El titular podría ser: “Hay salida, pero será larga y sembrada de obstáculos”. Desde su pesimismo por el rumbo del país, su preocupación por la crisis múltiple y una elevada incertidumbre, los líderes apuestan por los comicios como factor de inflexión. Claro que hay niebla el día después. El corto plazo, más que cambio o al menos transición, puede traer fusible. He ahí los liderazgos consultados en el reciente estudio Delphi de la Fundación Friedrich Ebert (FES).
Veamos los datos. Sobre el contexto, predomina la inquietud por la crisis económica, asociada en especial al aumento de precios y las escaseces. Puede empeorar hasta fin de año. En cuanto a la política, el centro crítico está en la debacle institucional y la grosera judicialización. Hay esperanza de mejora. Es fuerte la preocupación por la conflictividad, pero se cree que la polarización puede afrontarse pacíficamente. El enfrentamiento no es inevitable.
Una percepción delicada es la muy alta desconfianza en las instituciones. Ninguna se salva. Navegan en la regularidad, menos mal, el TSE y la Defensoría del Pueblo. Hay aplazo a la penosa gestión del Gobierno. Pero también se evalúa como pésimo el desempeño de la oposición política. Entre los líderes, pues, prevalece el escepticismo. ¿Y sus sentimientos sobre el futuro? La incertidumbre en primera línea, con atisbos de rabia/miedo y una tímida esperanza.

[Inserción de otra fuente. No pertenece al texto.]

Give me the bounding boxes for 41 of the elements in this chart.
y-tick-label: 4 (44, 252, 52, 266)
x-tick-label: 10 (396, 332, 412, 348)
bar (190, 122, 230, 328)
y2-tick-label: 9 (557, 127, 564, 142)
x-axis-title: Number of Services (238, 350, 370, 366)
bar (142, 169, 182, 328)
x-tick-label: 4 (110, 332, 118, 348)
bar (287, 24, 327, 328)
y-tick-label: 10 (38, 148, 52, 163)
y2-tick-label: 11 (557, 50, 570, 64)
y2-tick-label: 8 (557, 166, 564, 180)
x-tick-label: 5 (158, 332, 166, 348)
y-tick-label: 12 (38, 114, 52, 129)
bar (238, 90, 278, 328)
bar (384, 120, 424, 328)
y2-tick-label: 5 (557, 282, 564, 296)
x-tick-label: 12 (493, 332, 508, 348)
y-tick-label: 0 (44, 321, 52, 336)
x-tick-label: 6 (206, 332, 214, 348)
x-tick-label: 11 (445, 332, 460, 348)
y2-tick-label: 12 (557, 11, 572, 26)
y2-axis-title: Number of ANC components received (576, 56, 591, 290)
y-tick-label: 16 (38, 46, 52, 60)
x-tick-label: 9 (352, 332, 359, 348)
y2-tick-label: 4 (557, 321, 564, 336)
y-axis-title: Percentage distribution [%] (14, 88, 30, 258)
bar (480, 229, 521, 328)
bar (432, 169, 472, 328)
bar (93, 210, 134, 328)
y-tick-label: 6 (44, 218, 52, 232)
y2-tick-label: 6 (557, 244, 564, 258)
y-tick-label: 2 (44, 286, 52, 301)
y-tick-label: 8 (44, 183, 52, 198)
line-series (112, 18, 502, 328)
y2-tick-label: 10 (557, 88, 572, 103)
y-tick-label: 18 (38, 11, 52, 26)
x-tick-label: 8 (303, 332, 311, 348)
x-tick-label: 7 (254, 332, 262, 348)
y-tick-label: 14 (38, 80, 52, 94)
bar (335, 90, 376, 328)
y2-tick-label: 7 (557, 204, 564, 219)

¿Qué muestra el espejo Delphi en torno a las elecciones? Buenas noticias: llegaremos al 17 de agosto, el árbitro perdura bien, el proceso será limpio. Pero hay ansiedad por algunos riesgos: acciones judiciales en contra del proceso, territorios donde no se pueda votar, probables hechos de violencia y, lo más pertinaz, actores relevantes que, manual en mano, desconozcan el resultado. Los comicios están razonablemente garantizados, pero la legitimidad de origen será frágil.
Los liderazgos lo saben. Asumiendo que habrá jornada de votación (faltan solo 34 días), nada está dicho sobre la in/gobernabilidad poselectoral. Es muy meritorio tener comicios transparentes, plurales y participativos (esta vez lesionados por exclusiones), pero la fragmentación anticipa un juego de perdedores en minoría. Tendrán que pactar. Ojalá sea lejos de los vicios de la “democracia pactada” y de las prácticas de bloqueo decisorio.
Líderes ante el espejo roto. ¿Su voz está cerca/lejos de la voz de la ciudadanía? Las instituciones, las urnas, importan. La calle también. “¿Por qué tomarse la molestia de hacer elecciones?”, pregunta Przeworski. Y responde: Porque, aunque tienden a ser “impotentes”, son un método irrenunciable para procesar de manera pacífica nuestras disconformidades y diferencias. Toca.
FadoCracia canalla
- Nuestro paisaje digital está poblado de personajes pintorescos. Hay de todo. Son divertidos algunos especialistas en predecir el pasado. 2. Ahí están economistas como el Nostradamus de Alasitas. Quiere hacer análisis, pero le salen chistes. Es rehén de su ego. Hay también periodistas, como el pitoniso parlante. Quiere primicias, pero nunca le achunta. No puede con sus traumas de infancia. 3. Rebosantes de hígado, son figuras en exhibición. Pero lo suyo es la nimiedad. Sigan participando. 4. Lo peligroso para la conversación pública son los operadores mediáticos. En ello habitan los que van detrás de la verdad, los candidatos fallidos, los que maniobran con brújula, los kawsachun de trinchera, en fin, los que “no mienten”. 5. Que los medios están polarizados y polarizan es un lugar común. El riesgo es hacerlo desde las cloacas. No están ahí, todavía, pero hacia allá van algunos. 6. El 17A traerá consigo la recomposición del campo político. Enhorabuena. ¿Y la urgente regeneración del campo mediático? 7. ¿Qué hacer? Supongo que las señales deben venir desde los propios periodistas y sus hoy disminuidas organizaciones. La democracia necesita medios decentes.